The Biden administration appealed to the Supreme Court. And in a June 2024 opinion — delivered, ironically, as I was testifying before Congress on the damage the censorship-industrial complex had done to the likes of RealClearInvestigations and The Federalist — the Supreme Court rebuffed the lower courts. The majority found that the plaintiffs lacked standing to seek the injunction. The censored failed, in the court’s view, to “demonstrate[] a substantial risk that, in the near future, they will suffer an injury that is traceable to a Government defendant and redressable by the injunction they seek.”
Justice Amy Coney Barrett, who authored the court’s opinion, buried its devastating non-conclusion in a footnote, writing: “Because we do not reach the merits, we express no view as to whether the Fifth Circuit correctly articulated the standard for when the Government transforms private conduct into state action.”

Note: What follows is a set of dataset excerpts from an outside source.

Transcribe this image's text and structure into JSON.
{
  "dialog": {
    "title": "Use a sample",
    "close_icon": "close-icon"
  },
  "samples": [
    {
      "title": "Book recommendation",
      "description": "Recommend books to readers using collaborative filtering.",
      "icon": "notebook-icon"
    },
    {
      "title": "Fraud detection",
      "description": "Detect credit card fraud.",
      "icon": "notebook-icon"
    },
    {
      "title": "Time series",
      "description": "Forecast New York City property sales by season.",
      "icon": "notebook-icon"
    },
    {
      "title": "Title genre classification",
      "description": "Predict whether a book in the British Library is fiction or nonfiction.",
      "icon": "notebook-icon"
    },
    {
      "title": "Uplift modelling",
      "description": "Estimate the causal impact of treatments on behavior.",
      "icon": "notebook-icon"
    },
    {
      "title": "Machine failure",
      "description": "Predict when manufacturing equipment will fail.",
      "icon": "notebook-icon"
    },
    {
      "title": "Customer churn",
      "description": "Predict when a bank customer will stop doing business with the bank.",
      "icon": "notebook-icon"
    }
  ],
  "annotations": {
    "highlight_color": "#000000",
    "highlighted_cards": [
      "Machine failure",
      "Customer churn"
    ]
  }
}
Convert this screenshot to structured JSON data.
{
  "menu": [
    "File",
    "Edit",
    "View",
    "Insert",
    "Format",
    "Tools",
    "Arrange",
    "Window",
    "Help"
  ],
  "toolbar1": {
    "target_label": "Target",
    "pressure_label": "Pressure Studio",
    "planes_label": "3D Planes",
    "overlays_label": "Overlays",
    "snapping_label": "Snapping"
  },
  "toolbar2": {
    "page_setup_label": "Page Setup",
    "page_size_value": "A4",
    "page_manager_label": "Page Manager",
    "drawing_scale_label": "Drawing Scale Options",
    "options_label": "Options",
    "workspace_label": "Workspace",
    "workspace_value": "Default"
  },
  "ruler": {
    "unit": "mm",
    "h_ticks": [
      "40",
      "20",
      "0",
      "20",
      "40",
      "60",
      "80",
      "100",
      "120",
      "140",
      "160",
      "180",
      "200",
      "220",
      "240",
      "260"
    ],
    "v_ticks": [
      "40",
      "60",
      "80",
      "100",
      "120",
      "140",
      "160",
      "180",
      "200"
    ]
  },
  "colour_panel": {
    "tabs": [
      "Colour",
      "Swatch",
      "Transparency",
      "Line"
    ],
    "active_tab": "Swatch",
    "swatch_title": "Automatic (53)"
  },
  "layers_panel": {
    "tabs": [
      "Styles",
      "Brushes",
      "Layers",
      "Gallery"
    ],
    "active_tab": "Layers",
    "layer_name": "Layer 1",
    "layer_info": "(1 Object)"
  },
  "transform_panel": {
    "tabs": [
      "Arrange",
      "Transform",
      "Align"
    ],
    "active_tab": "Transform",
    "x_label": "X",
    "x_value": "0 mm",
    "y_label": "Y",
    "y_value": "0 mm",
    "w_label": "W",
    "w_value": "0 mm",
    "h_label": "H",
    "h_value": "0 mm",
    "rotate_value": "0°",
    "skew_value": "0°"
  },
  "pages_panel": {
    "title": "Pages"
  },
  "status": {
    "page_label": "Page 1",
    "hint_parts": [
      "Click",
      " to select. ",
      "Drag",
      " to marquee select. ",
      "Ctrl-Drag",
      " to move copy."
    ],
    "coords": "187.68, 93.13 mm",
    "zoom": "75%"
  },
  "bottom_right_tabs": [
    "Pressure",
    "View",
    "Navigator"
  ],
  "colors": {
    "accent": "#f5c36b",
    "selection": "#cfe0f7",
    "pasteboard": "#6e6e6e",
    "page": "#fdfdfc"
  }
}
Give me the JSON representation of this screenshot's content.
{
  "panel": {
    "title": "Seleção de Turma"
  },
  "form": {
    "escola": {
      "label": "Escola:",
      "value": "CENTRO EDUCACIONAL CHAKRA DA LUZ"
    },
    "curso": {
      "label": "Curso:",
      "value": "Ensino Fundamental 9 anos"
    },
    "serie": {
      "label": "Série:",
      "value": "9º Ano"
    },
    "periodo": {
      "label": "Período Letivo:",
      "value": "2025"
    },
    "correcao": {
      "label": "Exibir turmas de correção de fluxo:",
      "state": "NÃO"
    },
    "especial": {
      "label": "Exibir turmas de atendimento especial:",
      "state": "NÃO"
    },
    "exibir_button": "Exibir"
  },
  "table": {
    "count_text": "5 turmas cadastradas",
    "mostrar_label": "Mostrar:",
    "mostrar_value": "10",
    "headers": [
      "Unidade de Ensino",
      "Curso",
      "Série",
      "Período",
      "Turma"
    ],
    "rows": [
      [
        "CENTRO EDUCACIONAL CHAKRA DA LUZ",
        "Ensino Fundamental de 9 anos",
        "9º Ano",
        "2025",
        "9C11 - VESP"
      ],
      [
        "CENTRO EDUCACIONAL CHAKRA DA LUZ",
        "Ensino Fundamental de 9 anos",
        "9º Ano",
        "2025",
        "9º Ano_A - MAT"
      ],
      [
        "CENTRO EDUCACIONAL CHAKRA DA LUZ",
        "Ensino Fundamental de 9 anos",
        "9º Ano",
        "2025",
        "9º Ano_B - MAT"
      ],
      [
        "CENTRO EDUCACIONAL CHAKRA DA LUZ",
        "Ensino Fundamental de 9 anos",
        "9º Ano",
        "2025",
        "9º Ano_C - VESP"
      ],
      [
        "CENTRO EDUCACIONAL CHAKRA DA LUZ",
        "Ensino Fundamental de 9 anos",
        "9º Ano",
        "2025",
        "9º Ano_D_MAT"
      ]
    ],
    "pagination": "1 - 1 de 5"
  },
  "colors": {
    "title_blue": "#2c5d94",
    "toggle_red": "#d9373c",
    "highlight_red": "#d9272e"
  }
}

But all was not lost. Since the Supremes declined to rule on the merits, they sent the case back down to the trial court. There, the plaintiffs sought to pursue additional discovery that would enable them to demonstrate standing sufficient to seek an injunction, and fend off the Biden administration’s call for the court to dismiss the case.
On Nov. 8, 2024, Judge Doughty ruled in the plaintiffs’ favor. He agreed with their argument that the Supreme Court’s ruling that they lacked standing to pursue an injunction did not mean that they also lacked standing to continue pressing their case.
Three days prior, another development occurred: The election of Donald Trump to a second term.
Consequently, the president pledged that his administration would “ensure that no taxpayer resources are used to engage in or facilitate any conduct that would unconstitutionally abridge the free speech of any American citizen.”
In an ironic twist, as part of its overall policy, the second Trump administration tabbed some of the censorship-Industrial complex’s most prominent victims to senior policy positions. These included one of the plaintiffs in Missouri v. Biden itself, Dr. Jay Bhattacharya, as well as the plaintiff in a companion case, Robert F. Kennedy Jr.
Every American should be able to speak free from fed-led censorship, and not just for a finite period, but in perpetuity. Schmitt’s colleagues should follow his lead and pass legislation codifying the original injunction that the courts had imposed on a raft of federal agencies, before the Supreme Court saw fit to discard it.
Meanwhile, government censors have neither faced legal punishment for their past violations of our First Amendment, nor laws that would impose severe penalties for future such violations.
Federal and state authorities have failed to fully defund the censorship-industrial complex. And millions of nameless, faceless victims of censorship have never been made whole.
All that said, given the Supreme Court’s posture, it is unlikely that Missouri v. Biden would have ever achieved anything close to these ends. The consent decree at minimum will stand as precedent that could perhaps hold weight in other courts, and in future times when the First Amendment faces peril.
Let us hope and pray that the pact’s effect proves orders of magnitude greater than what is encompassed within its four corners.
And today, let us celebrate that while justice was delayed, one court saw fit to ensure it was not denied.